Aanleiding programma Smart Industry

Digitale transitie

De ontwikkeling van nieuwe productietechnologieën, zoals robots en 3D-printers, biedt veel kansen voor de Nederlandse maakindustrie. Dit geldt zowel voor het productieproces als voor de producten die de industrie voortbrengt. Dit vormt de nieuwe industriële revolutie die bekend staat als Smart Industry of Industrie 4.0. Deze ontwikkeling raakt de industrie in haar kern. Het productieproces kent steeds meer (digitale) technologie, waardoor processen binnen en buiten het bedrijf met elkaar vervlochten raken. Naast de efficiëntiewinst die dit oplevert, ontstaan er ook mogelijkheden om op maat te produceren in plaats van in grote series. Innovatie raakt steeds meer verbonden met productie. Zo kunnen experimenten en ontwerpen virtueel plaatsvinden voor ze echt worden geïmplementeerd.

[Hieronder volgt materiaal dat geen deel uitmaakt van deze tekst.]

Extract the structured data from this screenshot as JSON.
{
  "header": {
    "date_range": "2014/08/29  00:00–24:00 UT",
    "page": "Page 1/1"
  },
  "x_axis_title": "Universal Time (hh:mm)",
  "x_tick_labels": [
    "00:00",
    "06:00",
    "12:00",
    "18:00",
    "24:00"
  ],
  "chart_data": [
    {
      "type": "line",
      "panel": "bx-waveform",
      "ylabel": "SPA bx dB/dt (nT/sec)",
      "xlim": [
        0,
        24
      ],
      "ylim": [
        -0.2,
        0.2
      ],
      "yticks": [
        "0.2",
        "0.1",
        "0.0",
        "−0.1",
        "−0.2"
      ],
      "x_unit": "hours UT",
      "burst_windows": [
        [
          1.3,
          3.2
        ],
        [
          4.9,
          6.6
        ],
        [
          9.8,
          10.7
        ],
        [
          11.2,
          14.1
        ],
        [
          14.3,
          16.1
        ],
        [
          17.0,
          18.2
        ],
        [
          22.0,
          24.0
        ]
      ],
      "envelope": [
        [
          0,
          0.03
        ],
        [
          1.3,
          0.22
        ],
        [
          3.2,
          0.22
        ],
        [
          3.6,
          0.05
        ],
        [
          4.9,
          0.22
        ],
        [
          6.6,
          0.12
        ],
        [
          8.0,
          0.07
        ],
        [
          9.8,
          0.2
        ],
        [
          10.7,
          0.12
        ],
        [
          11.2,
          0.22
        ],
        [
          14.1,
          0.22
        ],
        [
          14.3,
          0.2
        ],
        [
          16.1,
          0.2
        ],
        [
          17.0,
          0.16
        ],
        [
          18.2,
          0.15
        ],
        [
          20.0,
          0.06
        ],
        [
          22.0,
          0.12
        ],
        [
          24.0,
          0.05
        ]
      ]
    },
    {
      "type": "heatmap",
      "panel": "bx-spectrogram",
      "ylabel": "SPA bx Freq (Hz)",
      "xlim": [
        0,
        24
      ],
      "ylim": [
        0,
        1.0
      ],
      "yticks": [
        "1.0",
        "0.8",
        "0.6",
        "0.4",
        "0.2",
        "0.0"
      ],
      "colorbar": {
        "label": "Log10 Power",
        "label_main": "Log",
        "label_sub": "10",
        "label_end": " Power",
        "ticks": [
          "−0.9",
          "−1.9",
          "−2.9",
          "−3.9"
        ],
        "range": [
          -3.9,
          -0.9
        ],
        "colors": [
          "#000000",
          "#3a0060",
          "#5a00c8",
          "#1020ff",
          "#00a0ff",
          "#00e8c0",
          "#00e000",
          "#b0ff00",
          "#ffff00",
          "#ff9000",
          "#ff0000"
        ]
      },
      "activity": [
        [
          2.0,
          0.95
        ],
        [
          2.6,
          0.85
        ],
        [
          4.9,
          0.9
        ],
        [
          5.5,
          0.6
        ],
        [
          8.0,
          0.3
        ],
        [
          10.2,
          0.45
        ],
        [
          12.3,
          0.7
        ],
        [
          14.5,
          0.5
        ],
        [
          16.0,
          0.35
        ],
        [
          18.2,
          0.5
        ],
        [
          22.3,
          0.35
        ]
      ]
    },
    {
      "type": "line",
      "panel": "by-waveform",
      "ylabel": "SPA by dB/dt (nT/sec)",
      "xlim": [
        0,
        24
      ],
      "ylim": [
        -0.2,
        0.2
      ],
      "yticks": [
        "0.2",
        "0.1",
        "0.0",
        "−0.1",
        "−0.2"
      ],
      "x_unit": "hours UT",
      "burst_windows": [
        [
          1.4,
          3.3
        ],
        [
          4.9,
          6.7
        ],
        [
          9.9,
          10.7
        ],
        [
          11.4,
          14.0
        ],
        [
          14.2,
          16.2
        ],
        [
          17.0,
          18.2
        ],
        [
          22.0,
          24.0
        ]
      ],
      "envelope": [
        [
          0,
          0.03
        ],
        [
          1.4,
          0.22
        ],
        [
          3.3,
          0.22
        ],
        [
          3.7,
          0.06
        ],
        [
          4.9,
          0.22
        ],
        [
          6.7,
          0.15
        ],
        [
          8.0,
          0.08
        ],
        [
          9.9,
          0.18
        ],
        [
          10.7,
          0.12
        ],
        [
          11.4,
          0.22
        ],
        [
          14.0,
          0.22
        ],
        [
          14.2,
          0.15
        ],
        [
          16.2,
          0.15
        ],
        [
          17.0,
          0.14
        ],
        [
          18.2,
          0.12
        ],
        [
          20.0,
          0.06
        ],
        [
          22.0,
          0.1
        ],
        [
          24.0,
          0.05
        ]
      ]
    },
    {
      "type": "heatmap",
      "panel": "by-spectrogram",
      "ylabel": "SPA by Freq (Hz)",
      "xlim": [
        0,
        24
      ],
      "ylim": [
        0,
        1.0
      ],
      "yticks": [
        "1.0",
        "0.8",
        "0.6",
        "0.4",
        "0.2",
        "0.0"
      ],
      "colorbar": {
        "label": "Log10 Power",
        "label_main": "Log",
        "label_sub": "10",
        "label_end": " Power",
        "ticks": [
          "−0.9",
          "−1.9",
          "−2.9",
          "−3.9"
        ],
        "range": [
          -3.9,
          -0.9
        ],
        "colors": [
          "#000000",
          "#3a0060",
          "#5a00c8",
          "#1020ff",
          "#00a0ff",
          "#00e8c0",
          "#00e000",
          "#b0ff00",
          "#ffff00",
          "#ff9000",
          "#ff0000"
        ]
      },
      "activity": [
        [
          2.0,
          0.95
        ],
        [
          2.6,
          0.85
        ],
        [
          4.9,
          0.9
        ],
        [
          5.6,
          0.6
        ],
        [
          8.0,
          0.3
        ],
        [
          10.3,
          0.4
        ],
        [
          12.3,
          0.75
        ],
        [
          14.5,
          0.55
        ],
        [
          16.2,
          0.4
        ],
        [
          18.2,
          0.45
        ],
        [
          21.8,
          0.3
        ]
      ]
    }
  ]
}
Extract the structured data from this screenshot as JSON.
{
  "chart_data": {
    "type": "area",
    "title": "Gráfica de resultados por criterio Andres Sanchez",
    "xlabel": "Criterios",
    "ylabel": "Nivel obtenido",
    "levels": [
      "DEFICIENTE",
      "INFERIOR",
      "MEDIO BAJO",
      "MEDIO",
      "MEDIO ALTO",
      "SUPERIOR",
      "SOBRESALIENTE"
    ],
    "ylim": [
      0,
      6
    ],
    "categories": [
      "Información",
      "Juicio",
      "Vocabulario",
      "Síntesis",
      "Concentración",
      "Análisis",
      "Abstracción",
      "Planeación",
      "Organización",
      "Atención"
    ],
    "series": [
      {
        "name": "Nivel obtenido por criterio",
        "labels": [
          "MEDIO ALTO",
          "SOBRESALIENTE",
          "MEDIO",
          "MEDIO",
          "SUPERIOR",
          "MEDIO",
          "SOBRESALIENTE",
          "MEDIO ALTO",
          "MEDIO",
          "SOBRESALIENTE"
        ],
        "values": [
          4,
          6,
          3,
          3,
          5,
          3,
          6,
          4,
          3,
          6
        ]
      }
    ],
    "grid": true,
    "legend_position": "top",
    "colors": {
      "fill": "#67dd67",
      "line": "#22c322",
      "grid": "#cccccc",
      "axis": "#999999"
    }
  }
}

De digitale transitie van de industrie is belangrijk voor verhoging van de arbeidsproductiviteit en toekomstige groei. Bovendien kan digitalisering bijdragen aan de verduurzamingsopgave van de industrie. Het is dus zaak om goed in te spelen op de mogelijkheden en kansen van nieuwe digitale technologieën. Maar de adoptie en het gebruik van digitale technologie blijkt voor veel industriële partijen en met name het mkb ingewikkeld. Ook andere landen werken hard aan deze uitdaging. Het is daarom voor de concurrentiepositie van de Nederlandse industrie belangrijk de valorisatie en benutting van nieuwe digitale technologie te stimuleren.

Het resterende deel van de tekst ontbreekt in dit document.